By Leroy Douresseaux
Apr 7, 2009 - 6:57
|Cut cover image|
Drama/Romance; Rated “M” for “Mature Audiences 18+”
In Cut, a yaoi manga from Tōko Kawai (Loveholic), two troubled students, one a high school senior with a dark secret and the other a social misfit, clumsily form a bond that may help them to break with the past or may shatter their futures.
High school senior Chiaki Sakaguchi seems like a popular guy, but his genial smile and amiable ways hide a terrible and dark family secret. Eiji Yukimura lives with his aunt and uncle, but he often chooses to sleep in the city park. Eiji doesn’t fit in with the other students, and his days are troubled by horrible visions from his past. A chance encounter introduces the two students to one another. Chiaki goes out of his way to befriend Eiji, who, at first, resists; then, he seemingly, reluctantly gives in to Chiaki’s courting. They may heal each other, if the damage that has been done to them isn’t beyond even the healing power of love.
Cut has so many shocking revelations, each one essential to the story, that I have to be careful in my review not to reveal too much and spoil this yaoi manga for interested readers. I will say that trendy topic, “cutting,” comes into play. I’ll also reveal that this isn’t so much a romantic drama as it is a relationship drama. What’s the difference? The bonding of these two troubled characters only involves a little romantic love. Their coming together is like one of those uplifting stories in which characters unite and through trials and tribulations seek to find happiness and healing. Being together seems to change the way each one thinks, which in turn presents each young man with a different way of living and a different way of living with himself.

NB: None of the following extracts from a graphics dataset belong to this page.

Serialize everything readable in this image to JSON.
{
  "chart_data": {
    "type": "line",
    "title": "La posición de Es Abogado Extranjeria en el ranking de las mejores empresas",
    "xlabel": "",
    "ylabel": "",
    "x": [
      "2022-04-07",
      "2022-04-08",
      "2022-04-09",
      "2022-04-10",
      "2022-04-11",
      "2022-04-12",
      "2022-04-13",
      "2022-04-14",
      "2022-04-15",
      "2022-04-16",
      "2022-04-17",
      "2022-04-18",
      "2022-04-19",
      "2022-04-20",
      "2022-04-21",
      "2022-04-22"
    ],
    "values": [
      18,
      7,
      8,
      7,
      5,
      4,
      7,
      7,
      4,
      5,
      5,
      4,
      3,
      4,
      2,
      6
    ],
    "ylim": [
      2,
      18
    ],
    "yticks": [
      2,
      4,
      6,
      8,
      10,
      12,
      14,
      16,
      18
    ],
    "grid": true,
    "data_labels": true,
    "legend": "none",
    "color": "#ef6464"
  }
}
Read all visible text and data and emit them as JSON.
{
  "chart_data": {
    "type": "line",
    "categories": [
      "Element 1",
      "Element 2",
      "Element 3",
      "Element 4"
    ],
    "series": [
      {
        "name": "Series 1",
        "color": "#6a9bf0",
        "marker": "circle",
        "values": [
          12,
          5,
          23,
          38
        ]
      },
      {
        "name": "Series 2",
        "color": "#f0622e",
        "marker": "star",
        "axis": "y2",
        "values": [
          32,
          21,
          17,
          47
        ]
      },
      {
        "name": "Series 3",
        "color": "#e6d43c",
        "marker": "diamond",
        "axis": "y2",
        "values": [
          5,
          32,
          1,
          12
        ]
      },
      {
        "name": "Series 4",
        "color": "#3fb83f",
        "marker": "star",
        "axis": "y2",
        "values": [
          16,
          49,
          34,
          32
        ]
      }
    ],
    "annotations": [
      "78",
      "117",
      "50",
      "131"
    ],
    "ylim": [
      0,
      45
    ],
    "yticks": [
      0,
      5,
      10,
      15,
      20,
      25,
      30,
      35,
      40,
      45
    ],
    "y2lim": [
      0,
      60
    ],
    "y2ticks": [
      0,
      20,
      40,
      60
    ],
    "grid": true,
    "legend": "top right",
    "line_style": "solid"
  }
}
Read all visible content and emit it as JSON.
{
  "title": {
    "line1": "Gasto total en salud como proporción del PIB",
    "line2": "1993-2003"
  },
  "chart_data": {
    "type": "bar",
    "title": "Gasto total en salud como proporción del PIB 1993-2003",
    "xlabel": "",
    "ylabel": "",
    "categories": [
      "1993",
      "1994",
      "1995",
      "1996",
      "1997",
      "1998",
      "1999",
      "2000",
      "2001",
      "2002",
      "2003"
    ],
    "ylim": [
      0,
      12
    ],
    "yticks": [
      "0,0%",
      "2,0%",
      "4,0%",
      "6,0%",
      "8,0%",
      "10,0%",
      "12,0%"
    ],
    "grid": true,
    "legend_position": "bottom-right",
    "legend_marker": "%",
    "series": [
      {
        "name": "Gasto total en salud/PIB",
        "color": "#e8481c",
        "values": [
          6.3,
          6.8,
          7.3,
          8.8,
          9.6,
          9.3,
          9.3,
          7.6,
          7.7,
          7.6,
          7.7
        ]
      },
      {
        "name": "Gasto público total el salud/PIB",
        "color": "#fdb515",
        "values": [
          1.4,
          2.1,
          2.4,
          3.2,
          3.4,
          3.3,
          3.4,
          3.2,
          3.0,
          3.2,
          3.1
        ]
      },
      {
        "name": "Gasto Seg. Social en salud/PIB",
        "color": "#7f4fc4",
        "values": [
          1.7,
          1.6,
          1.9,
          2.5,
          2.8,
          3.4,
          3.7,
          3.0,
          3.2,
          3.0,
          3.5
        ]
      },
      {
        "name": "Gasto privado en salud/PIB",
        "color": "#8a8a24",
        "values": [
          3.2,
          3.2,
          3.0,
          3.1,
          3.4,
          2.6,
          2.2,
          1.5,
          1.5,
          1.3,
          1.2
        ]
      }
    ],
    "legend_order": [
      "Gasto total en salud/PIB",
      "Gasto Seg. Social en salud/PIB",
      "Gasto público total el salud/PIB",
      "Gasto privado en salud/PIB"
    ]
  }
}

Creator Tōko Kawai doesn’t provide easy answers, and with her evocative art, in which she emphasizes emotion in body language, facial expressions, and even in practically every facet of her composition, readers can experience this journey of two troubled boys in a way that connects them to the characters. Sometimes, Cut’s sexiness and passion are too emotionally raw, and the depictions of sex can be too dark, but readers will enjoy the honest drama here.